The purpose of this mixed methods study is to identify the factors related to LTBI treatment acceptance and completion in addition to exploring the decision-making process of LTBI treatment adherence among Vietnamese immigrants. Predictors for phase 1 included: socio-demographic characteristics, basic health history, behavioral survey scores measured by Morisky Medication Adherence Scale (MMAS-8), Champion Health Belief Model Scale (CHBMS-29) and the Self-Efficacy for Appropriate Medication Use (SEAM-9). Significant predictors for multivariate analysis for treatment acceptance included individuals with a history of smoking and recent contact with an infectious TB case. For treatment completion, the top two most significant predictors in the univariate analysis included age group between 18-44 years and current employment. No significant predictors were identified in the multivariate analysis for treatment completion. There were also no significant correlations identified between the psychosocial measurements (SEAM-9, CHBMS-29, MMAS-8) and treatment completion.

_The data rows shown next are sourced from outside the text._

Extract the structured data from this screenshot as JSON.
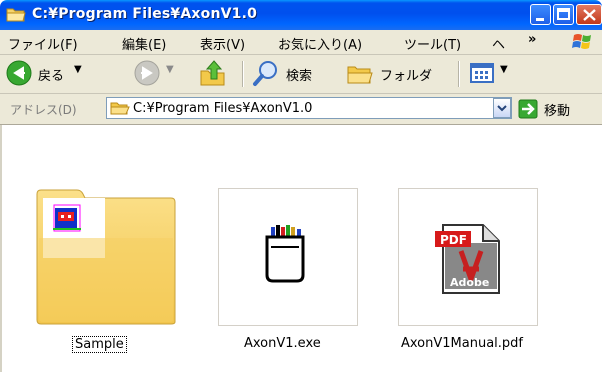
{
  "window": {
    "title": "C:¥Program Files¥AxonV1.0",
    "title_icon": "folder-icon",
    "controls": {
      "minimize_icon": "minimize-icon",
      "maximize_icon": "maximize-icon",
      "close_icon": "close-icon"
    }
  },
  "menubar": {
    "items": [
      "ファイル(F)",
      "編集(E)",
      "表示(V)",
      "お気に入り(A)",
      "ツール(T)",
      "ヘ"
    ],
    "overflow": "»",
    "logo_icon": "windows-logo-icon"
  },
  "toolbar": {
    "back_label": "戻る",
    "back_icon": "back-arrow-icon",
    "forward_icon": "forward-arrow-icon",
    "up_icon": "folder-up-icon",
    "search_label": "検索",
    "search_icon": "search-icon",
    "folders_label": "フォルダ",
    "folders_icon": "folders-icon",
    "views_icon": "views-icon"
  },
  "address": {
    "label": "アドレス(D)",
    "value": "C:¥Program Files¥AxonV1.0",
    "go_label": "移動",
    "go_icon": "go-arrow-icon"
  },
  "files": [
    {
      "name": "Sample",
      "type": "folder",
      "icon": "folder-thumbnail-icon",
      "selected_focus": true
    },
    {
      "name": "AxonV1.exe",
      "type": "exe",
      "icon": "exe-app-icon"
    },
    {
      "name": "AxonV1Manual.pdf",
      "type": "pdf",
      "icon": "pdf-icon",
      "badge_text": "PDF",
      "brand_text": "Adobe"
    }
  ],
  "colors": {
    "titlebar": "#0054e3",
    "chrome": "#ece9d8",
    "close": "#d9532e",
    "folder": "#f5d77e"
  }
}
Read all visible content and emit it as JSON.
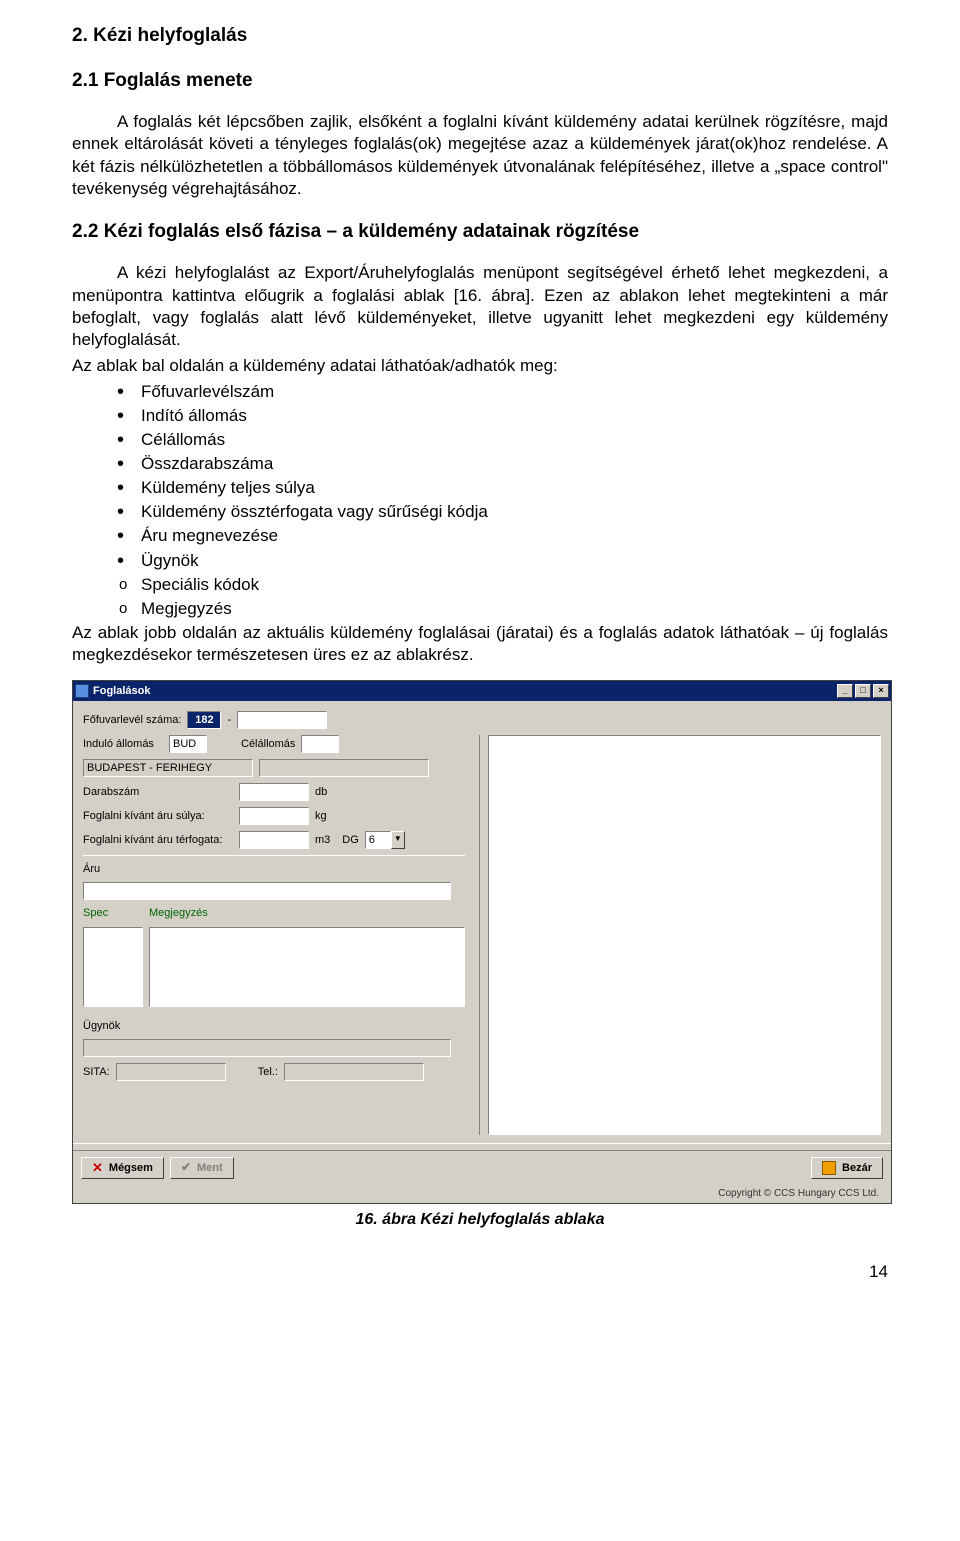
{
  "doc": {
    "heading": "2. Kézi helyfoglalás",
    "sub_heading_1": "2.1 Foglalás menete",
    "para_1": "A foglalás két lépcsőben zajlik, elsőként a foglalni kívánt küldemény adatai kerülnek rögzítésre, majd ennek eltárolását követi a tényleges foglalás(ok) megejtése azaz a küldemények járat(ok)hoz rendelése. A két fázis nélkülözhetetlen a többállomásos küldemények útvonalának felépítéséhez, illetve a „space control\" tevékenység végrehajtásához.",
    "sub_heading_2": "2.2 Kézi foglalás első fázisa – a küldemény adatainak rögzítése",
    "para_2": "A kézi helyfoglalást az Export/Áruhelyfoglalás menüpont segítségével érhető lehet megkezdeni, a menüpontra kattintva előugrik a foglalási ablak [16. ábra]. Ezen az ablakon lehet megtekinteni a már befoglalt, vagy foglalás alatt lévő küldeményeket, illetve ugyanitt lehet megkezdeni egy küldemény helyfoglalását.",
    "para_3": "Az ablak bal oldalán a küldemény adatai láthatóak/adhatók meg:",
    "bullets": [
      "Főfuvarlevélszám",
      "Indító állomás",
      "Célállomás",
      "Összdarabszáma",
      "Küldemény teljes súlya",
      "Küldemény össztérfogata vagy sűrűségi kódja",
      "Áru megnevezése",
      "Ügynök",
      "Speciális kódok",
      "Megjegyzés"
    ],
    "para_4": "Az ablak jobb oldalán az aktuális küldemény foglalásai (járatai) és a foglalás adatok láthatóak – új foglalás megkezdésekor természetesen üres ez az ablakrész.",
    "caption": "16. ábra Kézi helyfoglalás ablaka",
    "page_number": "14"
  },
  "app": {
    "title": "Foglalások",
    "winbtns": {
      "min": "_",
      "max": "□",
      "close": "×"
    },
    "awb_label": "Főfuvarlevél száma:",
    "awb_prefix": "182",
    "awb_dash": "-",
    "origin_label": "Induló állomás",
    "origin_value": "BUD",
    "dest_label": "Célállomás",
    "origin_long": "BUDAPEST - FERIHEGY",
    "pieces_label": "Darabszám",
    "pieces_unit": "db",
    "weight_label": "Foglalni kívánt áru súlya:",
    "weight_unit": "kg",
    "volume_label": "Foglalni kívánt áru térfogata:",
    "volume_unit": "m3",
    "dg_label": "DG",
    "dg_value": "6",
    "aru_label": "Áru",
    "spec_label": "Spec",
    "remark_label": "Megjegyzés",
    "agent_label": "Ügynök",
    "sita_label": "SITA:",
    "tel_label": "Tel.:",
    "cancel_btn": "Mégsem",
    "save_btn": "Ment",
    "close_btn": "Bezár",
    "copyright": "Copyright © CCS Hungary CCS Ltd."
  }
}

In phase 2, a decision-making grounded theory model entitled “The Decision-Making Model for Latent TB Infection Treatment Acceptance and Completion” was developed from the stories and testimonies of 17 Vietnamese participants. Three primary decision-making points were identified that was critical to the development of the proposed model: treatment acceptance, treatment initiation and treatment completion. Three categories emerged from participants’ data that were directly related to the decision to accept LTBI treatment, “beliefs”, “TB awareness” and “trust in healthcare”. Findings revealed the only category to influence treatment initiation was “barriers” to scheduling. Lastly, the decision to maintain adherence and complete treatment were strongly influenced by self-determination, medication side effects, and having family support.

Based on this study’s findings, target screening of Vietnamese immigrants at highest risk for latent TB reactivation should be done more frequently in private community clinics and focus on reducing barriers to treatment acceptance, initiation and completion.